Hi I'm Bud Selig, you might remember me from such great summer classic movies like Barry Bonds Bikini Blowout, or Roger Clemens Endless Steroid but today I'm talking to you eye to eye, man to man, about a grave injustice, the kind of injustice that makes a fake Indian shed a tear in a public service announcement about littering...As if the Indians never littered.
But I digress, today I have to tell you the whole truth, and nothing but the truth, or at least as much of the truth that the law of averages allows to spill out of my lemon sucking visage.
Lately a lot of stories in the media have focused on a list from 2003 that purportedly names 104 players who tested positive for steroids. Well that list is a lie!
Only 96 players tested positive and from what I understand about the law from watching Perry Mason, LA Law, The Practice, etc. that means they're all innocent of any charges, no matter how accurately leveled by the press, fans, or people who actually witnessed them injecting the drugs or may have supplied them.

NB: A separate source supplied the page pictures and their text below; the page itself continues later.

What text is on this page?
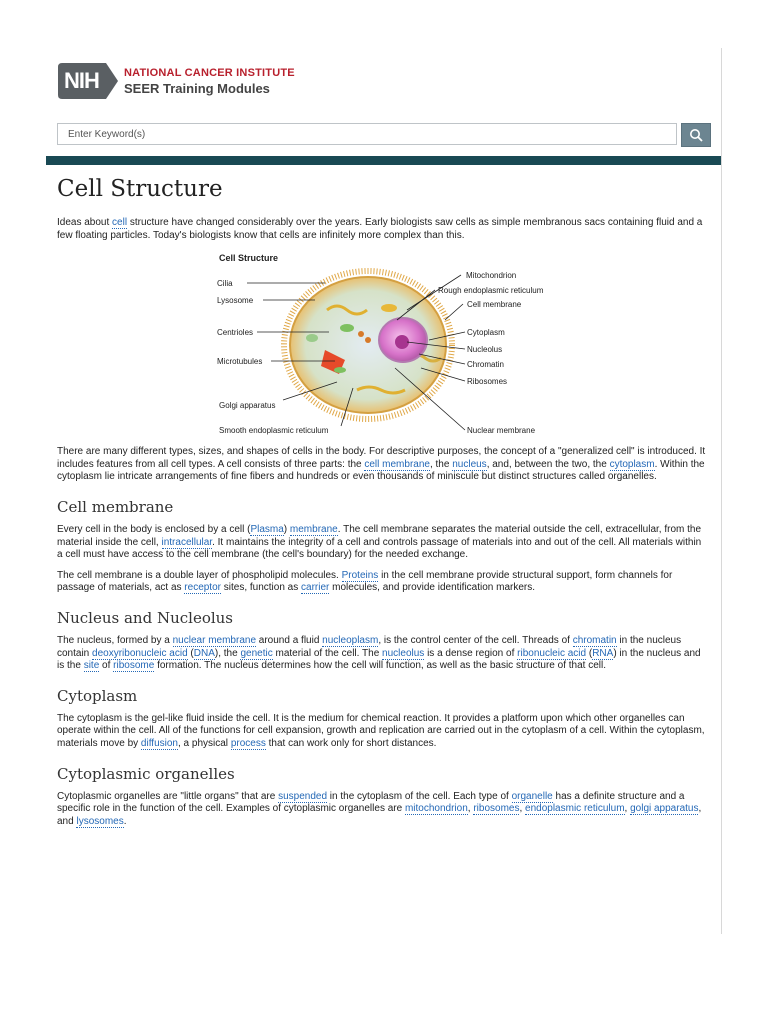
NIH NATIONAL CANCER INSTITUTE
SEER Training Modules
Enter Keyword(s)
Cell Structure

Ideas about cell structure have changed considerably over the years. Early biologists saw cells as simple membranous sacs containing fluid and a few floating particles. Today's biologists know that cells are infinitely more complex than this.

Cell Structure
Cilia
Lysosome
Centrioles
Microtubules
Golgi apparatus
Smooth endoplasmic reticulum
Mitochondrion
Rough endoplasmic reticulum
Cell membrane
Cytoplasm
Nucleolus
Chromatin
Ribosomes
Nuclear membrane

There are many different types, sizes, and shapes of cells in the body. For descriptive purposes, the concept of a "generalized cell" is introduced. It includes features from all cell types. A cell consists of three parts: the cell membrane, the nucleus, and, between the two, the cytoplasm. Within the cytoplasm lie intricate arrangements of fine fibers and hundreds or even thousands of miniscule but distinct structures called organelles.

Cell membrane

Every cell in the body is enclosed by a cell (Plasma) membrane. The cell membrane separates the material outside the cell, extracellular, from the material inside the cell, intracellular. It maintains the integrity of a cell and controls passage of materials into and out of the cell. All materials within a cell must have access to the cell membrane (the cell's boundary) for the needed exchange.

The cell membrane is a double layer of phospholipid molecules. Proteins in the cell membrane provide structural support, form channels for passage of materials, act as receptor sites, function as carrier molecules, and provide identification markers.

Nucleus and Nucleolus

The nucleus, formed by a nuclear membrane around a fluid nucleoplasm, is the control center of the cell. Threads of chromatin in the nucleus contain deoxyribonucleic acid (DNA), the genetic material of the cell. The nucleolus is a dense region of ribonucleic acid (RNA) in the nucleus and is the site of ribosome formation. The nucleus determines how the cell will function, as well as the basic structure of that cell.

Cytoplasm

The cytoplasm is the gel-like fluid inside the cell. It is the medium for chemical reaction. It provides a platform upon which other organelles can operate within the cell. All of the functions for cell expansion, growth and replication are carried out in the cytoplasm of a cell. Within the cytoplasm, materials move by diffusion, a physical process that can work only for short distances.

Cytoplasmic organelles

Cytoplasmic organelles are "little organs" that are suspended in the cytoplasm of the cell. Each type of organelle has a definite structure and a specific role in the function of the cell. Examples of cytoplasmic organelles are mitochondrion, ribosomes, endoplasmic reticulum, golgi apparatus, and lysosomes.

This isn't about steroids anymore, it's about holding a grudge. Fine, I can hold one too, right Pete? But the point I'm trying to make is, out of that chemical sludge crawled a crop of ballplayers the likes of which the game hasn't seen in 150-years and won't see again until drugs get ahead of the testing curve. Let the cold dead chemical past rest in peace in the Hall of Fame where it belongs.
Do you think the average fan cares why a guy who can't hit .232 fairly, suddenly starts crushing the potato and swats about a jillion homers between the ages of 38 and 50? I don't think so. The simple fact is more is better, and triple more is at least twice as good.
So rest assured, as commissioner I will continue vigorously enforcing the integrity of the game, as long as it doesn't impede the dollars flowing into my pocket, because it's all about the benjamin's, dead presidents, and pesos my friend.